What am I actually afraid of...?

What am I actually afraid of...?

This week will see my first foray into Open Water swim racing as part of a team at the Jubilee Swim - although the team I'm in are mainly first timers we all want to do well.  But what does that actually mean and what am I afraid of!



Well I'm not afraid of swimming my 1.9K route and I'm not that worried about the fact it will be my first mass start and all the elbows and kicks that can bring.  I know that I do not panic in water and that if I do get my goggles knocked off or hit on the head I will give myself the time to deal with it - this has made it sound all a bit dangerous at the start and I am actually expecting it to go smoothly!

So what am I afraid of..?

Not swimming quickly enough... enough for what... this spiral of thinking has no real answer because at the moment I have no true benchmark for what I'm about to do - it's my first time so surely whatever time I get just is the time I get!  What I need to do is change how I think about it and what would be more useful to think is...

How do I give my best?

To give my best in that moment on my swim and to give the best I can in preparing for that swim.  This is now something I can control, because it doesn't rely on anyone or anything outside of my control, it relies on me.

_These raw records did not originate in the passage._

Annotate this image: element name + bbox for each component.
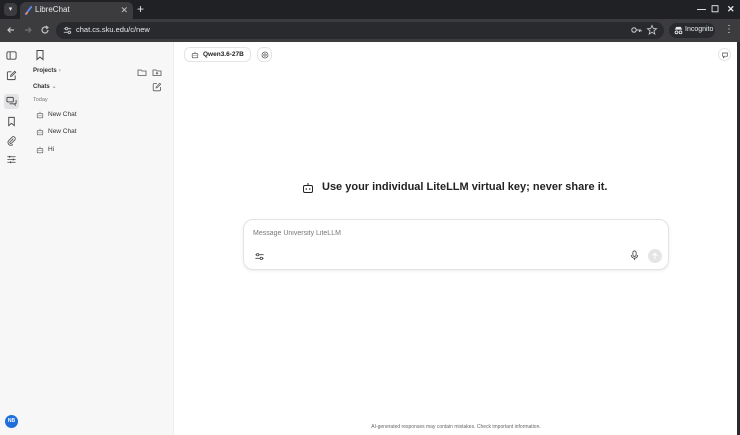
chat-options-button[interactable] — [718, 48, 731, 61]
chats-label: Chats — [33, 84, 50, 90]
chat-title: Hi — [48, 146, 55, 153]
bot-icon — [191, 51, 199, 59]
landing-text: Use your individual LiteLLM virtual key;… — [322, 181, 608, 193]
new-chat-icon — [6, 70, 17, 81]
model-selector-button[interactable]: Qwen3.6-27B — [184, 47, 251, 62]
browser-tab-strip: ▾ LibreChat ✕ + — ☐ ✕ — [0, 0, 740, 19]
temporary-chat-button[interactable] — [257, 47, 272, 62]
star-icon[interactable] — [646, 24, 658, 36]
tab-close-button[interactable]: ✕ — [120, 4, 128, 16]
site-info-icon[interactable] — [62, 25, 73, 36]
incognito-label: Incognito — [685, 26, 714, 33]
bot-icon — [36, 128, 44, 136]
icon-rail: NB — [0, 42, 23, 435]
url-text: chat.cs.sku.edu/c/new — [76, 25, 150, 34]
bookmark-icon — [8, 116, 15, 127]
maximize-button[interactable]: ☐ — [711, 2, 719, 16]
chat-title: New Chat — [48, 128, 77, 135]
message-bubble-icon — [722, 52, 728, 59]
back-icon[interactable] — [4, 23, 18, 37]
browser-menu-button[interactable]: ⋮ — [724, 23, 734, 37]
send-arrow-icon — [652, 252, 658, 259]
chevron-right-icon: › — [58, 68, 61, 74]
message-input[interactable] — [253, 227, 613, 239]
landing-message: Use your individual LiteLLM virtual key;… — [302, 180, 622, 196]
new-chat-button[interactable] — [4, 68, 19, 83]
chat-list-item[interactable]: New Chat — [33, 108, 169, 122]
main-chat-panel: Qwen3.6-27B Use your individual LiteLLM … — [175, 42, 740, 435]
model-name: Qwen3.6-27B — [203, 51, 244, 58]
librechat-app: NB Projects › Chats ⌄ Today New Chat New… — [0, 42, 740, 435]
tab-librechat[interactable]: LibreChat ✕ — [20, 2, 133, 19]
add-folder-icon[interactable] — [152, 67, 162, 77]
projects-section-toggle[interactable]: Projects › — [33, 68, 61, 74]
window-close-button[interactable]: ✕ — [727, 2, 735, 16]
folder-icon[interactable] — [137, 67, 147, 77]
compose-icon[interactable] — [152, 82, 162, 92]
chat-list-item[interactable]: Hi — [33, 143, 169, 157]
settings-sliders-icon — [7, 155, 16, 164]
bot-icon — [303, 183, 313, 193]
today-group-label: Today — [33, 97, 48, 103]
incognito-icon — [674, 26, 683, 35]
sidebar-toggle-icon — [6, 51, 17, 60]
minimize-button[interactable]: — — [697, 2, 706, 16]
sidebar-toggle-button[interactable] — [4, 48, 19, 63]
projects-label: Projects — [33, 68, 57, 74]
user-avatar[interactable]: NB — [5, 415, 18, 428]
settings-nav-button[interactable] — [4, 152, 19, 167]
key-icon[interactable] — [630, 24, 642, 36]
chats-nav-button[interactable] — [4, 94, 19, 109]
temporary-chat-icon — [261, 51, 269, 59]
new-tab-button[interactable]: + — [137, 2, 144, 16]
attachment-icon — [7, 136, 16, 146]
mic-icon[interactable] — [629, 250, 640, 261]
tools-icon[interactable] — [254, 251, 265, 262]
chat-list-item[interactable]: New Chat — [33, 125, 169, 139]
sidebar: Projects › Chats ⌄ Today New Chat New Ch… — [23, 42, 174, 435]
forward-icon[interactable] — [21, 23, 35, 37]
bot-icon — [36, 111, 44, 119]
disclaimer-footer: AI-generated responses may contain mista… — [371, 424, 541, 430]
tab-title: LibreChat — [35, 5, 70, 14]
tab-search-button[interactable]: ▾ — [4, 3, 17, 16]
reload-icon[interactable] — [38, 23, 52, 37]
librechat-favicon-icon — [24, 6, 33, 15]
attachments-nav-button[interactable] — [4, 133, 19, 148]
bookmark-icon[interactable] — [34, 49, 46, 61]
browser-toolbar: chat.cs.sku.edu/c/new Incognito ⋮ — [0, 19, 740, 42]
bot-icon — [36, 146, 44, 154]
message-composer — [243, 219, 669, 270]
address-bar[interactable]: chat.cs.sku.edu/c/new — [56, 22, 664, 39]
bookmarks-nav-button[interactable] — [4, 114, 19, 129]
chats-icon — [6, 96, 17, 106]
send-button[interactable] — [648, 249, 662, 263]
incognito-indicator[interactable]: Incognito — [669, 23, 715, 38]
chevron-down-icon: ⌄ — [51, 84, 57, 90]
chats-section-toggle[interactable]: Chats ⌄ — [33, 83, 57, 90]
chat-title: New Chat — [48, 111, 77, 118]
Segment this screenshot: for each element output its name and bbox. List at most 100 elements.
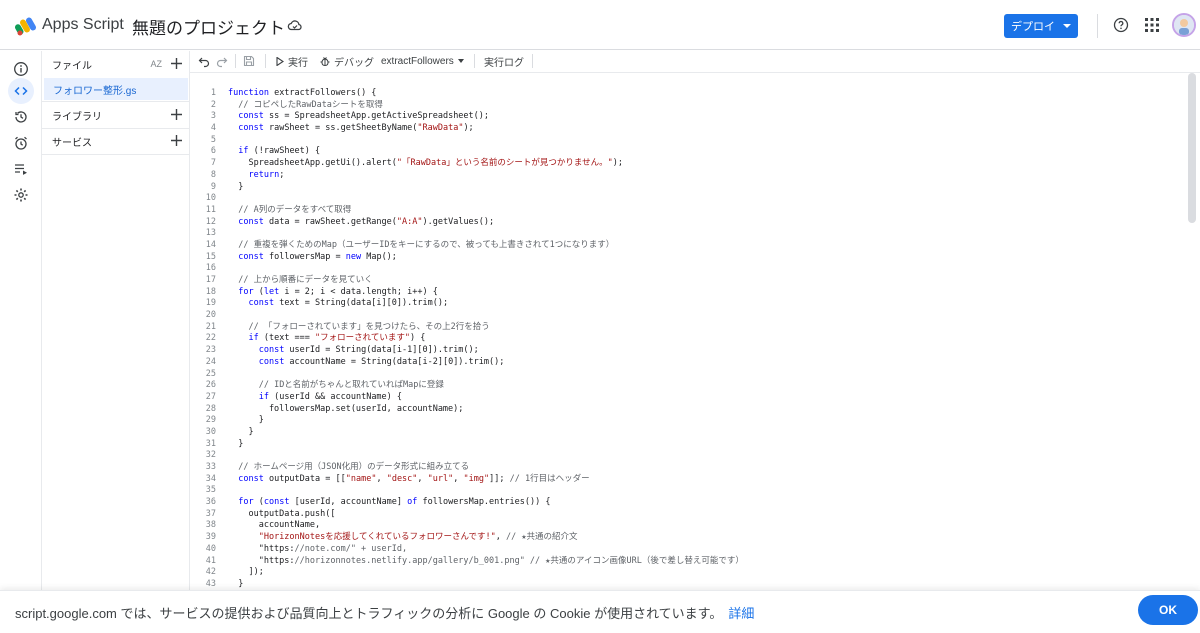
executions-button[interactable] — [8, 156, 34, 182]
code-line[interactable] — [228, 310, 744, 322]
line-number: 24 — [205, 356, 216, 367]
code-line[interactable]: const outputData = [["name", "desc", "ur… — [228, 474, 744, 486]
libraries-header[interactable]: ライブラリ — [42, 102, 190, 128]
code-line[interactable]: "https://horizonnotes.netlify.app/galler… — [228, 556, 744, 568]
code-line[interactable]: "HorizonNotesを応援してくれているフォロワーさんです!", // ★… — [228, 532, 744, 544]
services-header[interactable]: サービス — [42, 128, 190, 154]
line-number: 32 — [205, 450, 216, 461]
settings-button[interactable] — [8, 182, 34, 208]
code-line[interactable]: followersMap.set(userId, accountName); — [228, 404, 744, 416]
save-icon[interactable] — [243, 54, 255, 68]
code-line[interactable]: if (!rawSheet) { — [228, 146, 744, 158]
line-number: 39 — [205, 532, 216, 543]
code-line[interactable]: const text = String(data[i][0]).trim(); — [228, 298, 744, 310]
line-number: 17 — [205, 275, 216, 285]
info-icon — [14, 62, 28, 76]
line-number: 9 — [210, 181, 216, 192]
code-line[interactable]: // 上から順番にデータを見ていく — [228, 275, 744, 287]
code-line[interactable]: const rawSheet = ss.getSheetByName("RawD… — [228, 123, 744, 135]
line-number: 38 — [205, 520, 216, 531]
code-line[interactable]: } — [228, 427, 744, 439]
function-select-value: extractFollowers — [381, 55, 454, 67]
services-label: サービス — [52, 137, 92, 149]
code-line[interactable]: if (userId && accountName) { — [228, 392, 744, 404]
triggers-button[interactable] — [8, 130, 34, 156]
line-number: 15 — [205, 251, 216, 262]
code-line[interactable] — [228, 450, 744, 462]
line-number: 23 — [205, 345, 216, 356]
sort-az-button[interactable]: AZ — [150, 59, 162, 69]
code-content[interactable]: function extractFollowers() { // コピペしたRa… — [228, 88, 744, 591]
code-line[interactable]: } — [228, 415, 744, 427]
function-select[interactable]: extractFollowers — [381, 54, 464, 68]
add-library-icon[interactable] — [171, 109, 182, 120]
code-line[interactable]: for (const [userId, accountName] of foll… — [228, 497, 744, 509]
add-service-icon[interactable] — [171, 135, 182, 146]
line-number: 42 — [205, 567, 216, 578]
code-line[interactable]: } — [228, 579, 744, 591]
code-line[interactable]: "https://note.com/" + userId, — [228, 544, 744, 556]
deploy-button[interactable]: デプロイ — [1004, 14, 1078, 38]
file-item-active[interactable]: フォロワー整形.gs — [44, 78, 188, 100]
code-line[interactable]: const userId = String(data[i-1][0]).trim… — [228, 345, 744, 357]
gear-icon — [14, 188, 28, 202]
code-line[interactable]: SpreadsheetApp.getUi().alert("「RawData」と… — [228, 158, 744, 170]
avatar[interactable] — [1172, 13, 1196, 37]
cookie-details-link[interactable]: 詳細 — [728, 606, 754, 621]
code-line[interactable]: const accountName = String(data[i-2][0])… — [228, 357, 744, 369]
run-button[interactable]: 実行 — [276, 54, 308, 69]
code-line[interactable]: const ss = SpreadsheetApp.getActiveSprea… — [228, 111, 744, 123]
apps-grid-icon[interactable] — [1145, 18, 1159, 32]
line-number: 34 — [205, 473, 216, 484]
line-number: 6 — [210, 146, 216, 157]
help-icon[interactable] — [1113, 17, 1129, 33]
history-button[interactable] — [8, 104, 34, 130]
code-line[interactable]: outputData.push([ — [228, 509, 744, 521]
app-name[interactable]: Apps Script — [42, 16, 124, 34]
code-line[interactable]: for (let i = 2; i < data.length; i++) { — [228, 287, 744, 299]
vertical-scrollbar[interactable] — [1188, 73, 1196, 223]
code-line[interactable] — [228, 369, 744, 381]
code-line[interactable]: const data = rawSheet.getRange("A:A").ge… — [228, 217, 744, 229]
code-line[interactable] — [228, 193, 744, 205]
code-line[interactable]: if (text === "フォローされています") { — [228, 333, 744, 345]
redo-icon[interactable] — [216, 54, 228, 68]
cookie-text-wrapper: script.google.com では、サービスの提供および品質向上とトラフィ… — [15, 603, 754, 622]
cookie-ok-button[interactable]: OK — [1138, 595, 1198, 625]
code-line[interactable]: // 「フォローされています」を見つけたら、その上2行を拾う — [228, 322, 744, 334]
chevron-down-icon — [457, 59, 464, 63]
code-line[interactable]: // コピペしたRawDataシートを取得 — [228, 100, 744, 112]
code-line[interactable]: // A列のデータをすべて取得 — [228, 205, 744, 217]
line-number: 18 — [205, 286, 216, 297]
code-line[interactable]: function extractFollowers() { — [228, 88, 744, 100]
cookie-text: script.google.com では、サービスの提供および品質向上とトラフィ… — [15, 606, 723, 621]
code-line[interactable]: // ホームページ用（JSON化用）のデータ形式に組み立てる — [228, 462, 744, 474]
code-line[interactable]: // 重複を弾くためのMap（ユーザーIDをキーにするので、被っても上書きされて… — [228, 240, 744, 252]
code-line[interactable]: const followersMap = new Map(); — [228, 252, 744, 264]
code-line[interactable]: accountName, — [228, 520, 744, 532]
code-editor[interactable]: 1 2 3 4 5 6 7 8 9 10 11 12 13 14 15 16 17 18 19 20 21 22 23 24 2… — [190, 73, 1200, 595]
debug-button[interactable]: デバッグ — [320, 54, 374, 69]
code-icon — [14, 86, 28, 96]
code-line[interactable] — [228, 263, 744, 275]
execution-log-button[interactable]: 実行ログ — [484, 54, 524, 69]
add-file-icon[interactable] — [171, 58, 182, 69]
code-line[interactable] — [228, 485, 744, 497]
line-number: 20 — [205, 310, 216, 321]
line-number: 19 — [205, 298, 216, 309]
code-line[interactable]: } — [228, 439, 744, 451]
line-number: 3 — [210, 111, 216, 122]
project-title[interactable]: 無題のプロジェクト — [132, 14, 285, 39]
code-line[interactable]: } — [228, 182, 744, 194]
divider — [42, 154, 190, 155]
code-line[interactable]: ]); — [228, 567, 744, 579]
undo-icon[interactable] — [198, 54, 210, 68]
code-line[interactable]: // IDと名前がちゃんと取れていればMapに登録 — [228, 380, 744, 392]
line-number: 30 — [205, 426, 216, 437]
code-line[interactable]: return; — [228, 170, 744, 182]
code-line[interactable] — [228, 135, 744, 147]
play-icon — [276, 56, 284, 66]
editor-button[interactable] — [8, 78, 34, 104]
code-line[interactable] — [228, 228, 744, 240]
execution-log-label: 実行ログ — [484, 57, 524, 69]
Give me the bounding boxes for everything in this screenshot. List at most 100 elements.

This isn't about trying my best and leaving room for 'could have done more, should have done this' but actually giving it my all and coming out at the end thoroughly tired and happy (and then realise I need to get some running gear on to jog the rest of the 8K down the river to cheer on my team mates!)

What I will keep in mind is this quote

Always do your best.  Your best is going to change from moment to moment; it will be different when you are healthy as opposed to sick.  Under any circumstance simply do your best and you will avoid self judgement, self abuse and regret.
Miguel Angel Ruiz, Author

Very often we need to go past what we think we are afraid of to face what's actually holding us back, in my case the feeling of letting the team down and embarrassment of a swim time that's 'not as good' as others - the problem being those I'm comparing myself to have been training harder, for longer and more specifically than me and so the comparison just isn't equal - and anyhoo I'm an Ultra Runner, not a swimmer!


So what are you going to give your best to this weekend?